Aside from our desire to develop more of these partnerships and collaborations on complex community initiatives, I’m most excited about the participation of Noozhawk readers. Our audience is sophisticated, educated, thoughtful and engaged, and I’m proud to say that it spans the ideological spectrum from far left to far right. For precisely this reason, Noozhawk’s Santa Barbara Challenge is an unprecedented opportunity to use technology to empower the democratic process.
For those of you who may be new to Noozhawk, please know that we don’t take editorial positions or make political endorsements, and we keep our opinions out of our reporting. Our professional journalists have worked very hard to objectively lay out the facts of how Santa Barbara got to this point in time, so that you can draw your own conclusions and not ours. We want you to help develop creative solutions that we as a community can rally around. We’ll do our part by exploring and researching your suggestions to provide additional context, information and continuing education.
I’m grateful to the guidance and generosity of the Davenport Institute, formerly Common Sense California, and to my friend, Pete Peterson, the executive director. Partnering with a New Media company is a first for the Davenport Institute, which typically works with municipalities, school districts, regional governance associations and nonprofit organizations to advance legitimate civic engagement. Among the many institute initiatives are municipal budgets in the cities of Salinas and Santa Cruz, public outreach in San Luis Obispo, the housing crisis in San Mateo County, Fairfield’s General Plan and the San Diego Regional Airport Authority.
Several community sponsors have stepped forward to help us, including American Riviera Bank, RightScale, the Santa Barbara Foundation and Terrain Consulting. Daniel Kan, business development director of UserVoice, has also played a major role.
A professional news organization is only as good as its journalists, and Noozhawk is blessed to have a first-rate team. Reporters Lara Cooper and Giana Magnoli did most of the heavy lifting, ably assisted by managing editor Michelle Nelson and reporters Alex Kacik, Taylor Orr and Ben Preston. Taking care of the mechanics are our Web development team of Will Macfadyen and Edgar Oliveira, the latter the brains behind our new user-friendly design and our ExpressionEngine content-management platform. And we could not have pulled this off without Noozhawk interns Kristin Crosier, Andrea Ellickson, Michael Goldsholl, Elite Henenson, Daniel Langhorne, Bryana Nugent, Erin Stone and Lindsey Weintraub.

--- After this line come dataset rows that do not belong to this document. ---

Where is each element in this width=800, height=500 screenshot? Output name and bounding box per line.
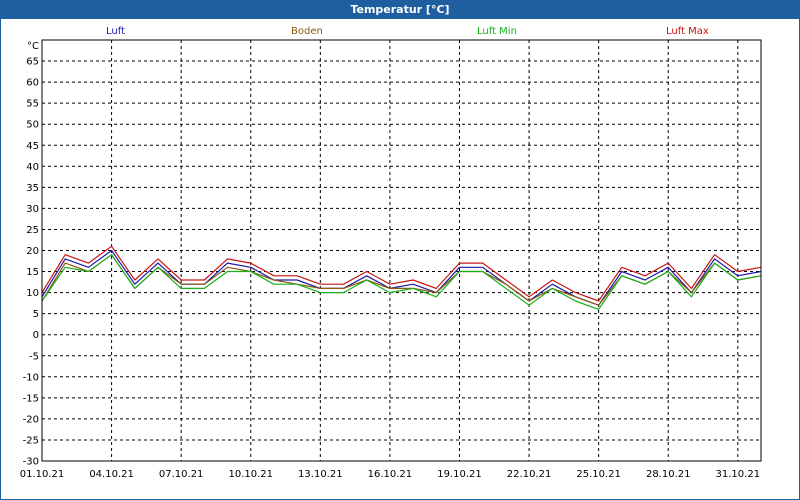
- y-tick-label: -10: [23, 372, 39, 383]
- y-axis-label: °C: [27, 41, 39, 52]
- chart-window: Temperatur [°C] Luft Boden Luft Min Luft…: [0, 0, 800, 500]
- y-tick-label: -5: [29, 351, 39, 362]
- x-tick-label: 07.10.21: [159, 469, 204, 480]
- y-tick-label: 5: [33, 309, 39, 320]
- x-tick-label: 31.10.21: [716, 469, 761, 480]
- y-tick-label: 35: [26, 183, 39, 194]
- x-tick-label: 25.10.21: [576, 469, 621, 480]
- y-tick-label: -30: [23, 457, 39, 468]
- y-tick-label: -20: [23, 414, 39, 425]
- x-tick-label: 19.10.21: [437, 469, 482, 480]
- x-tick-labels: 01.10.21 04.10.21 07.10.21 10.10.21 13.10.21…: [20, 469, 760, 480]
- y-tick-label: 45: [26, 141, 39, 152]
- x-tick-label: 10.10.21: [228, 469, 273, 480]
- y-tick-label: 60: [26, 78, 39, 89]
- y-tick-label: 20: [26, 246, 39, 257]
- y-tick-label: 50: [26, 120, 39, 131]
- x-tick-label: 22.10.21: [507, 469, 552, 480]
- y-tick-label: 55: [26, 99, 39, 110]
- x-tick-label: 01.10.21: [20, 469, 65, 480]
- horizontal-gridlines: [42, 60, 761, 441]
- series-line-luft: [41, 249, 762, 306]
- y-tick-label: 0: [33, 330, 39, 341]
- plot-area-border: [41, 39, 762, 462]
- y-tick-label: 40: [26, 162, 39, 173]
- y-tick-label: 10: [26, 288, 39, 299]
- y-tick-label: -15: [23, 393, 39, 404]
- y-tick-label: 25: [26, 225, 39, 236]
- y-tick-label: 15: [26, 267, 39, 278]
- series-line-luft-max: [41, 245, 762, 302]
- y-tick-label: 65: [26, 57, 39, 68]
- y-tick-label: 30: [26, 204, 39, 215]
- y-tick-labels: -30 -25 -20 -15 -10 -5 0 5 10 15 20 25 30 35 40 45 50 55 6…: [23, 57, 39, 468]
- line-chart: -30 -25 -20 -15 -10 -5 0 5 10 15 20 25 30 35 40 45 50 55 6…: [20, 39, 762, 480]
- series-lines: [41, 245, 762, 310]
- x-tick-label: 16.10.21: [368, 469, 413, 480]
- x-tick-label: 13.10.21: [298, 469, 343, 480]
- y-tick-label: -25: [23, 435, 39, 446]
- x-tick-label: 04.10.21: [89, 469, 134, 480]
- x-tick-label: 28.10.21: [646, 469, 691, 480]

Throughout this next week, you’ll learn more about the survey and how it works. We’re also asking for your help in spreading the word so we can ensure the broadest possible participation from as many voices and constituencies possible.
This is an exciting project for our community and for our company, and we trust you’ll find the experience rewarding. Please join us in making the Santa Barbara Challenge your own.